Risks are tricky things to get to grips with. How you identify them, analyse them and then draw conclusions from the results are processes permeated with interpretation and subjectivity (a few decades ago, I spent a year studying just that for a Masters degree). This shouldn’t be a surprise to the insurance market, for if it were not the case, there wouldn’t be a market in the first place.
So when I hear the claims currently being made for telematics, I can’t help but apply some caution about what can be drawn from all that new risk data. The promises being made for telematics sound stupendous. The insight on offer seems awe inspiring. The impact on motor insurance will, to quote one presenter at a Post Events conference this week, be like a “sledgehammer”.
All these things will come to pass only if our ability to handle this veritable avalanche of data improves beyond measure. To achieve those new heights, insurers would need to overcome the pitfalls encountered by the legions of analysts employed by investment banks around the world to sift through financial data in pursuit of profits beyond measure. That would indeed be a challenge, especially given the painful lessons the economy has had to learn since 2008.

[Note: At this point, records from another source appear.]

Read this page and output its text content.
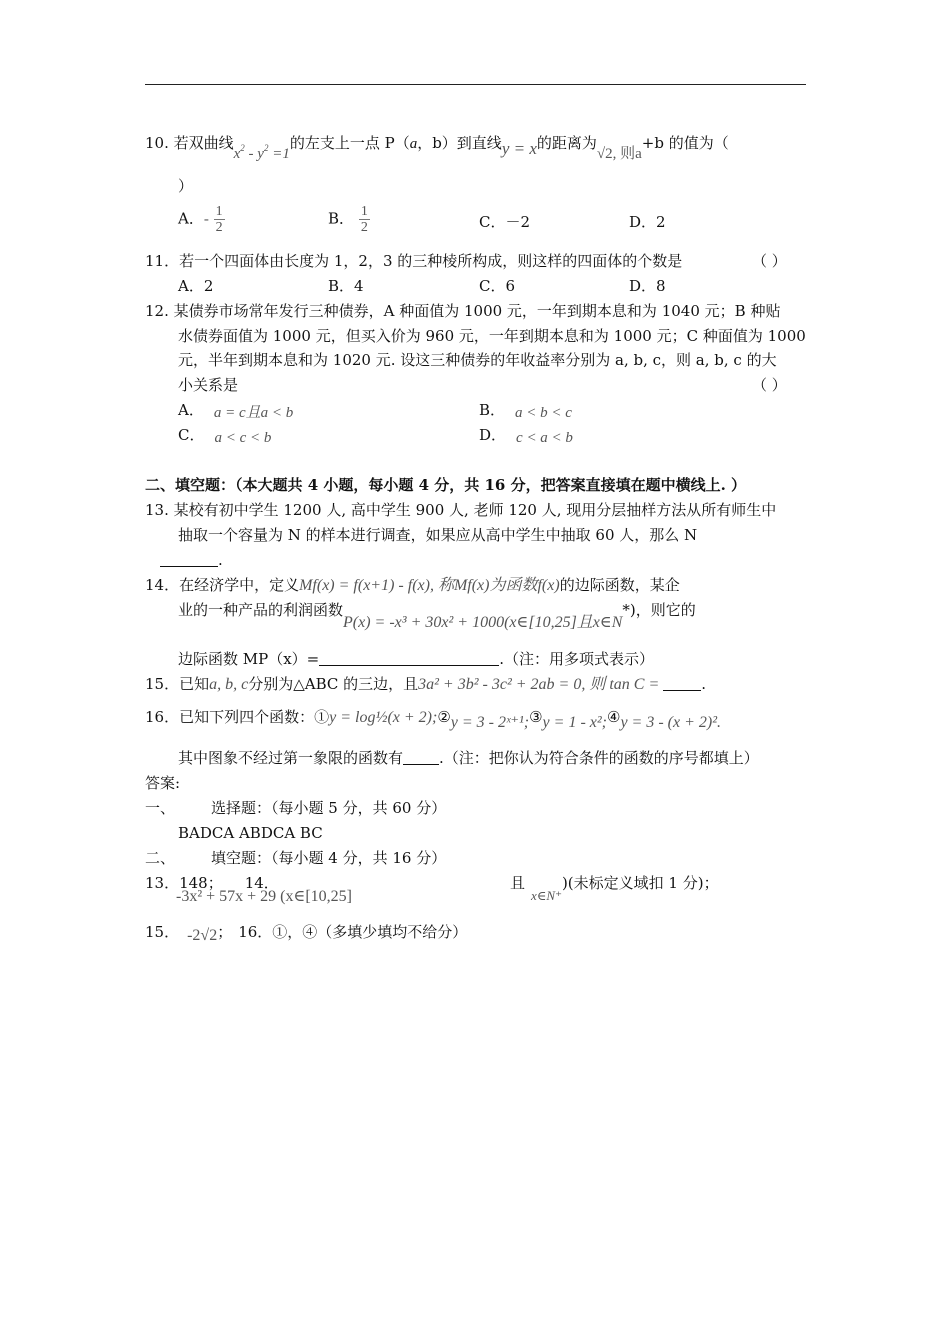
10. 若双曲线$x^2 - y^2 =1$的左支上一点 P（a，b）到直线y = x的距离为√2, 则a+b 的值为（
）
A．- $\frac{1}{2}$	B． $\frac{1}{2}$	C．－2	D．2
11．若一个四面体由长度为 1，2，3 的三种棱所构成，则这样的四面体的个数是	（ ）
A．2	B．4	C．6	D．8
12. 某债券市场常年发行三种债券，A 种面值为 1000 元，一年到期本息和为 1040 元；B 种贴
水债券面值为 1000 元，但买入价为 960 元，一年到期本息和为 1000 元；C 种面值为 1000
元，半年到期本息和为 1020 元. 设这三种债券的年收益率分别为 a, b, c，则 a, b, c 的大
小关系是	（ ）
A． a = c且a < b	B． a < b < c
C． a < c < b	D． c < a < b
二、填空题：（本大题共 4 小题，每小题 4 分，共 16 分，把答案直接填在题中横线上. ）
13. 某校有初中学生 1200 人, 高中学生 900 人, 老师 120 人, 现用分层抽样方法从所有师生中
抽取一个容量为 N 的样本进行调查，如果应从高中学生中抽取 60 人，那么 N
.
14．在经济学中，定义Mf(x) = f(x+1) - f(x), 称Mf(x)为函数f(x)的边际函数，某企
业的一种产品的利润函数P(x) = -x³ + 30x² + 1000(x∈[10,25]且x∈N*)，则它的
边际函数 MP（x）=	.（注：用多项式表示）
15．已知a, b, c分别为△ABC 的三边，且3a² + 3b² - 3c² + 2ab = 0, 则 tan C =	.
16．已知下列四个函数：①y = log½(x + 2);②y = 3 - 2ˣ⁺¹;③y = 1 - x²;④y = 3 - (x + 2)².
其中图象不经过第一象限的函数有 .（注：把你认为符合条件的函数的序号都填上）
答案:
一、 选择题：（每小题 5 分，共 60 分）
BADCA ABDCA BC
二、 填空题：（每小题 4 分，共 16 分）
13．148； 14．
-3x² + 57x + 29 (x∈[10,25]
且x∈N⁺)(未标定义域扣 1 分)；
15． -2√2； 16．①，④（多填少填均不给分）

Drawing out an understanding from past data is difficult enough, as an astrophysicist in the family will testify after several years spent running unbelievable amounts of observatory data through one of the UK’s principle supercomputers. Drawing inferences from past data about future behaviour is ever more of a challenge, as any investment bank CEO will confirm. It takes more than a fine software algorythm to draw insight from data.
Greater amounts of data can certainly lead of greater levels of insight, but only up to a point – it’s not a relationship that survives being scaled up indefinitely. Eventually insight stalls and further data muddies the water. Consolidation in how data is used then takes place until another revolution comes along and jolts us into new ways of gaining insight. It’s been the way of scientific progress for many a century.
There’s also the risk that you begin to rely too much on what you think your data is telling you. Data will not tell you what happened. It will allow you to draw better inferences about what happened, whereupon you’re then able to hold a better conversation with those who actually experienced what happened. So while insurers have much to gain from telematics, they need to remember that it is less likely to provide them with an avalanche of answers and more likely to equip them to ask better questions.